Documentation a work in progress!

This display is driven by this project, using a simple adapter board for the "75HUB" panels.

Like all other projects here, this automatically associates and joins a private area network using the 802.15.4 protocol.

On the back, the adapter board and radio board, driving the panel (and tapping 5V):

The "base station" (where another one of these connects to a computer through this USB adapter) uses the AccuWeather API to update networked displays every 15 minutes.

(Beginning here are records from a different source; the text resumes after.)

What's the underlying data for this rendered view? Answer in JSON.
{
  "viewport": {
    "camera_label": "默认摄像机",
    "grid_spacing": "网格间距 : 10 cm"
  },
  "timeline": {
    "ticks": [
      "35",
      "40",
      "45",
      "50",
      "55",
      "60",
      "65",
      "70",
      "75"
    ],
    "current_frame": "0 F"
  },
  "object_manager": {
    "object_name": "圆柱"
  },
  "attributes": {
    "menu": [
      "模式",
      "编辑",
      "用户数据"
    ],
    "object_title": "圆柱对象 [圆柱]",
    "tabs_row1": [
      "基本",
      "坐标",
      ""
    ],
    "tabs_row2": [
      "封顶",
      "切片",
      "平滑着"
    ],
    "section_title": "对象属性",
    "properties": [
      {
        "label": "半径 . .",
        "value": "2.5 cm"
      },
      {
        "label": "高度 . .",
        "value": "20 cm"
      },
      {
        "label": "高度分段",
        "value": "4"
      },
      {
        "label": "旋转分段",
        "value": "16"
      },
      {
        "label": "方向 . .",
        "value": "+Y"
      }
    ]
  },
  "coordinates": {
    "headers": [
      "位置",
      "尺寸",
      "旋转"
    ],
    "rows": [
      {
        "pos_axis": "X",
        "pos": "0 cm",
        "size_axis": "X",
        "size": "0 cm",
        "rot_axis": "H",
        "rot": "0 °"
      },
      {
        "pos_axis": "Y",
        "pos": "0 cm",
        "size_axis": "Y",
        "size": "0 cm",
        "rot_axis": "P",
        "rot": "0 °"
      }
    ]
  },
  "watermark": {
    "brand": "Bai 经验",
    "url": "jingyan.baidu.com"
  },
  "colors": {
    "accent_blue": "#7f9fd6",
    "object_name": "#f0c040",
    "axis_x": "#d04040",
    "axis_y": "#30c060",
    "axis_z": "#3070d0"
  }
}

Once on the network, the controls are displayed, where different colours, effects, fonts and timing options can be adjusted.

At night, the display switches to nighttime mode until morning. On weekends, nighttime mode is extended a couple of hours.

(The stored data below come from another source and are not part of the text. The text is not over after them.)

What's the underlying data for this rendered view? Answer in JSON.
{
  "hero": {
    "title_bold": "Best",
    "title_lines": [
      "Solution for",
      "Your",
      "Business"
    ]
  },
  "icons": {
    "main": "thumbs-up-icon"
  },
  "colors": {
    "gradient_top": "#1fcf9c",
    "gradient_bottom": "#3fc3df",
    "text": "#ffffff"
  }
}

The firmware uses TI's SensorController core to update the display, so that there is no glitching as other RTOS tasks run (radio, frame buffer changes, etc). The CC13XX family is intended for very different use than this, being low-power devices, and I haven't been able to drive the panels at very high speeds. Using BCM for colour depth, I get 4 bits of precision per channel, and at 5 bits, there is noticeable flicker in darker colours. 

One of the fun parts of this project was designing fonts. After looking for a number of solutions, the easiest approach turned out to be to use an online bitmap editor or download any truetype font, and writing my own freetype interpreter, which outputs a struct that's easily used by the firmware:

% ./fontgen ./computer.ttf "0123456789" 16
uint8_t bitmaps[10][16] = {
    {0, 9, 6, 9, 7, 30, 33, 33, 33, 35, 35, 35, 35, 30}, //0
    {0, 9, 2, 9, 3, 1, 1, 1, 1, 3, 3, 3, 3, 3}, //1
    {0, 9, 6, 9, 7, 30, 33, 1, 1, 30, 48, 48, 48, 63}, //2
    {0, 9, 6, 9, 7, 30, 35, 3, 3, 30, 3, 3, 35, 30}, //3
    {0, 9, 6, 9, 7, 32, 32, 34, 34, 63, 6, 6, 6, 6}, //4
    {0, 9, 6, 9, 7, 62, 32, 32, 62, 3, 3, 3, 35, 30}, //5
    {0, 9, 6, 9, 7, 30, 33, 32, 62, 35, 35, 35, 35, 30}, //6
    {0, 9, 5, 9, 6, 30, 1, 1, 1, 3, 3, 3, 3, 3}, //7
    {0, 9, 6, 9, 7, 12, 18, 18, 30, 35, 35, 35, 35, 30}, //8
    {0, 9, 6, 9, 7, 30, 49, 49, 49, 31, 1, 1, 33, 30} //9
};

 ####   #  ####   ####  #      #####   ####  ####    ##    ####
#    #  # #    # #   ## #      #      #    #     #  #  #  ##   #
#    #  #      #     ## #   #  #      #          #  #  #  ##   #
#    #  #      #     ## #   #  #####  #####      #  ####  ##   #
#   ## ##  ####   ####  ######     ## #   ##    ## #   ##  #####
#   ## ## ##         ##    ##      ## #   ##    ## #   ##      #
#   ## ## ##         ##    ##      ## #   ##    ## #   ##      #
#   ## ## ##     #   ##    ##  #   ## #   ##    ## #   ## #    #
 ####  ## ######  ####     ##   ####   ####     ##  ####   ####

Next steps will be to integrate an FPGA (something new to learn) to display 8-bit colour.